İklim değişikliklerinin sorumlularının sera etkili gaz salımlarında başı çeken sanayileşmiş zengin ülkeler ve gelişmekte olan ülkeler, olduğu bilinmektedir. Ancak acil önlemlerin alınmasının, “rekabeti etkileyeceği, ek mali yükler getireceğini ileri sürerek” ertelenmesini sağlayanlar da bu ülkelerden başkası değildir.
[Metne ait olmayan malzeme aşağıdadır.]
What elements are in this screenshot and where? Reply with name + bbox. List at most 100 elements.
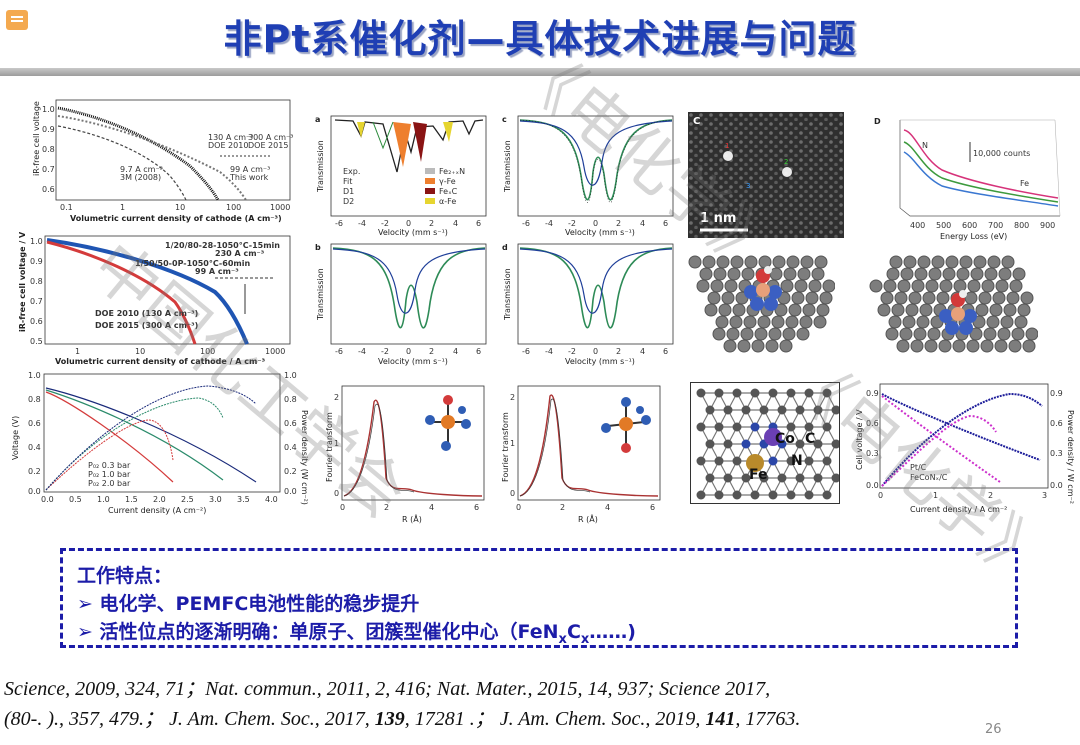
pd-xtick: -4 [545,347,553,356]
lattice-atom [927,327,941,341]
lattice-atom [785,315,799,329]
active-site-atom [959,321,973,335]
pb-xtick: 0 [406,347,411,356]
carbon-atom [705,405,715,415]
pa-letter: a [315,115,320,124]
title-rule [0,68,1080,76]
carbon-atom [696,388,706,398]
lattice-atom [939,279,953,293]
carbon-atom [822,388,832,398]
pb-xtick: 6 [476,347,481,356]
carbon-atom [732,490,742,500]
pb-xtick: -6 [335,347,343,356]
p3-y2tick: 0.8 [284,395,297,404]
eels-xtick: 400 [910,221,925,230]
pa-xtick: 2 [429,219,434,228]
eels-xlabel: Energy Loss (eV) [940,232,1007,241]
lattice-atom [894,291,908,305]
pol-xlabel: Current density / A cm⁻² [910,505,1007,514]
lattice-atom [688,255,702,269]
carbon-atom [804,422,814,432]
pa-xtick: 6 [476,219,481,228]
pf-ytick: 2 [510,393,515,402]
reference-text: (80-. )., 357, 479.； J. Am. Chem. Soc., … [4,708,375,730]
lattice-atom [723,339,737,353]
p3-xtick: 3.0 [209,495,222,504]
carbon-atom [759,473,769,483]
pa-xtick: 4 [453,219,458,228]
pf-ytick: 0 [510,489,515,498]
lattice-atom [1008,339,1022,353]
summary-point-2-sub: x [558,631,567,647]
lattice-atom [721,291,735,305]
lattice-atom [992,291,1006,305]
p3-xtick: 2.0 [153,495,166,504]
lattice-atom [896,339,910,353]
lattice-atom [899,327,913,341]
summary-point-2-text: ……) [589,621,636,643]
lattice-atom [783,267,797,281]
carbon-atom [804,490,814,500]
lattice-atom [702,255,716,269]
pol-legend-item: FeCoNₓ/C [910,473,948,482]
p2-xtick: 10 [135,347,145,356]
lattice-atom [819,291,833,305]
panel-stem-image: C 1 2 3 1 nm [688,112,844,238]
pc-xlabel: Velocity (mm s⁻¹) [565,228,635,237]
active-site-atom [750,297,764,311]
panel-dual-site-structure: Co Fe C N [690,382,840,504]
active-site-atom [959,290,967,298]
lattice-atom [808,279,822,293]
pol-ytick: 0.6 [866,419,879,428]
carbon-atom [732,388,742,398]
lattice-atom [905,303,919,317]
lattice-atom [910,339,924,353]
lattice-atom [786,255,800,269]
lattice-atom [978,291,992,305]
pd-xtick: 4 [640,347,645,356]
lattice-atom [707,291,721,305]
cobalt-atom [764,428,782,446]
carbon-atom [831,405,839,415]
eels-letter: D [874,117,881,126]
lattice-atom [822,279,835,293]
panel-eels: D 10,000 counts N Fe 400 500 600 700 800… [870,112,1075,242]
p1-xtick: 0.1 [60,203,73,212]
carbon-atom [795,473,805,483]
carbon-atom [705,439,715,449]
pb-xtick: -2 [381,347,389,356]
lattice-atom [1009,279,1023,293]
pe-ylabel: Fourier transform [325,412,334,482]
lattice-atom [780,279,794,293]
pol-y2label: Power density / W cm⁻² [1066,410,1075,504]
pa-xtick: -2 [381,219,389,228]
lattice-atom [1006,291,1020,305]
carbon-atom [786,388,796,398]
lattice-atom [737,339,751,353]
stem-scale-label: 1 nm [700,211,736,226]
lattice-atom [980,339,994,353]
carbon-atom [795,439,805,449]
p1-annotation: 9.7 A cm⁻³ [120,165,163,174]
stem-marker: 3 [746,182,750,190]
summary-box: 工作特点： ➢ 电化学、PEMFC电池性能的稳步提升 ➢ 活性位点的逐渐明确：单… [60,548,1018,648]
active-site-atom [756,283,770,297]
p3-xtick: 1.5 [125,495,138,504]
panel-graphene-model-2 [858,250,1038,362]
lattice-atom [911,279,925,293]
page-number: 26 [985,722,1002,737]
lattice-atom [1014,315,1028,329]
pf-xtick: 0 [516,503,521,512]
lattice-atom [970,267,984,281]
lattice-atom [768,327,782,341]
lattice-atom [718,303,732,317]
p3-ytick: 0.6 [28,419,41,428]
pc-xtick: 4 [640,219,645,228]
lattice-atom [771,315,785,329]
carbon-atom [732,422,742,432]
lattice-atom [704,303,718,317]
p3-y2tick: 1.0 [284,371,297,380]
lattice-atom [715,315,729,329]
lattice-atom [994,339,1008,353]
lattice-atom [908,291,922,305]
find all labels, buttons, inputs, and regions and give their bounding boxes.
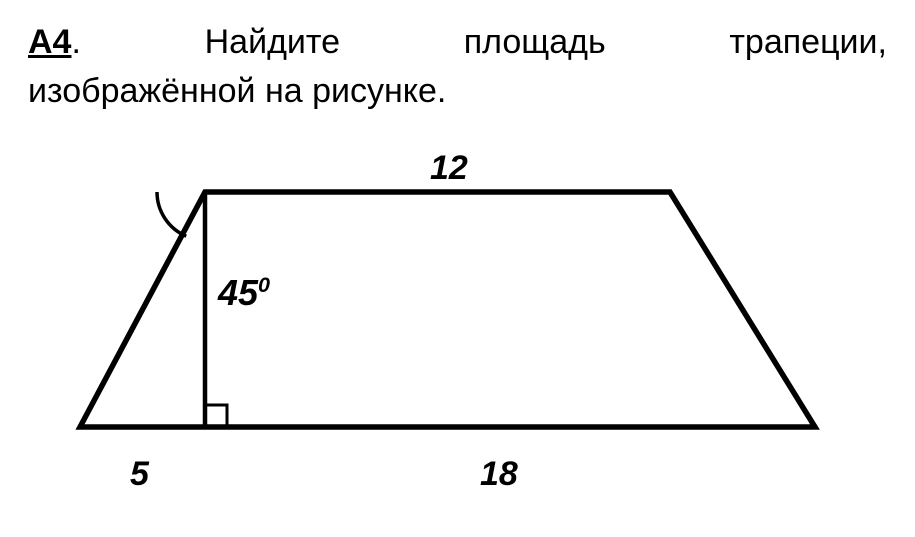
problem-text: А4. Найдите площадь трапеции, изображённ… — [0, 0, 915, 117]
label-top-side: 12 — [430, 149, 468, 188]
label-angle: 450 — [218, 272, 270, 314]
problem-number-dot: . — [71, 23, 80, 61]
trapezoid-figure: 12 5 18 450 — [0, 117, 915, 497]
angle-degree-symbol: 0 — [258, 272, 270, 297]
problem-line-2: изображённой на рисунке. — [28, 67, 887, 116]
word: трапеции, — [729, 23, 887, 61]
label-bottom-right: 18 — [480, 455, 518, 494]
problem-number: А4 — [28, 23, 71, 61]
word: площадь — [464, 23, 606, 61]
problem-line-1: А4. Найдите площадь трапеции, — [28, 18, 887, 67]
label-bottom-left: 5 — [130, 455, 149, 494]
word: Найдите — [205, 23, 340, 61]
angle-value: 45 — [218, 272, 258, 313]
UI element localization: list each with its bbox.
Agro Paris Tech profesörlerinden ve Nicolas-Hulof Fondasyonu Komitesi üyesi Marc Dufumier’ye göre, geçen hafta Filipinler’de görülen ve ciddi can kaybına yol açan taşkınların, gezegenin iklimsel ısınmasından kaynaklanıp kaynaklanmadığı kesin olarak söylenemese de, konunun çok sayıda uzmanının ortak görüşü, güneyde olduğu gibi kuzey ülkelerinde olan benzer felaketlerde küresel ısınmanın ciddi payı bulunmaktadır.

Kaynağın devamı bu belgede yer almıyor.